Thanks very much for your kind reply and so glad that you have such a similar idea. There're some major differences between Indonesian cipher score system and the Chinese one. Here's a link of a cipher score of a Chinese song (orchestra score): http://www.sooopu.com/html/66/66289.html
What I want is not only the use cipher notation editing function, but also the cipher notation "typesetting" function. Actually, several years ago, a Chinese music enthusiast in Taiwan had created a font set used in MS Word to create simple cipher score for Chinese music. However, the outcome seems not to be nice.
So I hope MuseScore can finally integrate the cipher score editing and typesetting function into it. If possible, I hope there would be a translation function between cipher score and western score!! Do I too greedy? :P
Looking forward to your favourable reply.
Thanks and regards,
Marcus Lo
In reply to Hi J C, First of all, sorry by marcuslsw
Hi again,
Well, a lot of time has passed (my apologies), but I did want to follow up here and let you know that the font is now available for download from a public site:
http://scripts.sil.org/CipherMusic
This smart font uses Graphite for rendering itself, so this will limit the applications that you can successfully use it in. (Even if it used OpenType, that would limit your options as well.) We recommend LibreOffice Writer to our users, and that's all we've tested it with.

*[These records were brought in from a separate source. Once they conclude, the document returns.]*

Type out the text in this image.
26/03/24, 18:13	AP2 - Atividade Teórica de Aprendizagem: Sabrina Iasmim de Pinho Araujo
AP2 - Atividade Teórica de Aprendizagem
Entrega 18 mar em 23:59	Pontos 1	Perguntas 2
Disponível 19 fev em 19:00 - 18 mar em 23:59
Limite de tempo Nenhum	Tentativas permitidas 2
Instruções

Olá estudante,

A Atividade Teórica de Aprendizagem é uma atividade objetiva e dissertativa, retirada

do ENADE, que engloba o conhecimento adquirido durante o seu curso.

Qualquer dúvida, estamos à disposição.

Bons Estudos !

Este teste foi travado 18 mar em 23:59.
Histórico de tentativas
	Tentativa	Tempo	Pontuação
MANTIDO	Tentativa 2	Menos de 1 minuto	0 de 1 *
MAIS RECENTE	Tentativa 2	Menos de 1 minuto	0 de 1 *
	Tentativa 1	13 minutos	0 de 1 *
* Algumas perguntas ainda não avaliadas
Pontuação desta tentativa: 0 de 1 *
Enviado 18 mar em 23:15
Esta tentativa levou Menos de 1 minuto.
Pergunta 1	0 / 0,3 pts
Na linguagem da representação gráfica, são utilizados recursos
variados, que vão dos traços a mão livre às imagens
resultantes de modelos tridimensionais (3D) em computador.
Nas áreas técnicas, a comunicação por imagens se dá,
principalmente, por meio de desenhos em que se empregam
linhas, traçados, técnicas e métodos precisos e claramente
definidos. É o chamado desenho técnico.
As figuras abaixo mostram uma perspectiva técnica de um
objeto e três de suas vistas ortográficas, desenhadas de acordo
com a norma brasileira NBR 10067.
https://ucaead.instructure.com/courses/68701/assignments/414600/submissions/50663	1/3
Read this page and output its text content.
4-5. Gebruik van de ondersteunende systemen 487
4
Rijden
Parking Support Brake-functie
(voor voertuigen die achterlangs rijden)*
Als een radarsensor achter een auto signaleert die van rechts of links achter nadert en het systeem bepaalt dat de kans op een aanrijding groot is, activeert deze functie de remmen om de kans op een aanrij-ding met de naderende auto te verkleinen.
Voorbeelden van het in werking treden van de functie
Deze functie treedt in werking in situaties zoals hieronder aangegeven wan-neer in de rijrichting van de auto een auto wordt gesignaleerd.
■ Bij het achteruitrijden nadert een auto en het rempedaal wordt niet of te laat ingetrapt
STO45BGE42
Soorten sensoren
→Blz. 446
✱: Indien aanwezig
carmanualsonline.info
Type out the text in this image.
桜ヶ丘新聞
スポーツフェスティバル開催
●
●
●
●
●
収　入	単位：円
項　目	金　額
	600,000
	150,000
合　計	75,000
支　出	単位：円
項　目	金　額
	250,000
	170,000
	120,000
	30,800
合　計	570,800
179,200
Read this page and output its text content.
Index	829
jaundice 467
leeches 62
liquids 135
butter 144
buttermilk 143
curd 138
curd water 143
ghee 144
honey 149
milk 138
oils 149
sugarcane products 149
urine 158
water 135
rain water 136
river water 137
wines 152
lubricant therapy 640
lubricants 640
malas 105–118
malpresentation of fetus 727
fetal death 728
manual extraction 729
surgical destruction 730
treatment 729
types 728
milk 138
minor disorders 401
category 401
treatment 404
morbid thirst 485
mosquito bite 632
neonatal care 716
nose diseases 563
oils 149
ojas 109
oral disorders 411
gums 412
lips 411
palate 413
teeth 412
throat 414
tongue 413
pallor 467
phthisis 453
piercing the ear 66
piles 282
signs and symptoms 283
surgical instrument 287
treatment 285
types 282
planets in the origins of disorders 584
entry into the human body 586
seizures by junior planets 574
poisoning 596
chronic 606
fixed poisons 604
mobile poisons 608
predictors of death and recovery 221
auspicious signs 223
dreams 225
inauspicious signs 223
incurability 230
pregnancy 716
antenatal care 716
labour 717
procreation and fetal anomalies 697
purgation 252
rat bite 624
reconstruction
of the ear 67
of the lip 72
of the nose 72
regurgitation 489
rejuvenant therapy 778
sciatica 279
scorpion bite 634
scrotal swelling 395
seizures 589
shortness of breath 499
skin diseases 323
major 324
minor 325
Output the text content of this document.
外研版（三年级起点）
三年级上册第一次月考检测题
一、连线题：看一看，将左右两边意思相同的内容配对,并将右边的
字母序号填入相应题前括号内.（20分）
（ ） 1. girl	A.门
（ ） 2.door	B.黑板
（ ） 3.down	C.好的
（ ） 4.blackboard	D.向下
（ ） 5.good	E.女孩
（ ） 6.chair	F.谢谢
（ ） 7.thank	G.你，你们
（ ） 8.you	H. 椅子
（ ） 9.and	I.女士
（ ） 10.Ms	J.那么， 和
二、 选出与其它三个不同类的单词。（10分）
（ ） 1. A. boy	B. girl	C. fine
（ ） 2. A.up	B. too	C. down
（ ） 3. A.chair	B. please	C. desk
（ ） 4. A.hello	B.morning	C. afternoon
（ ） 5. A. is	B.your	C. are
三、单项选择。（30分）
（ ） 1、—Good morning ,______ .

In order to keyboard the data, we're using an InKey keyboard (http://inkeysoftware.com/). If InKey is is polished beyond beta phase and made publicly available, it will be free. Other options would be to create your own keyboard using MSKLC (free) or Keyman (not free). (Be aware that the SMP characters may require special handling; e.g. I'm told that MSKLC can only handle these using surrogate pairs.)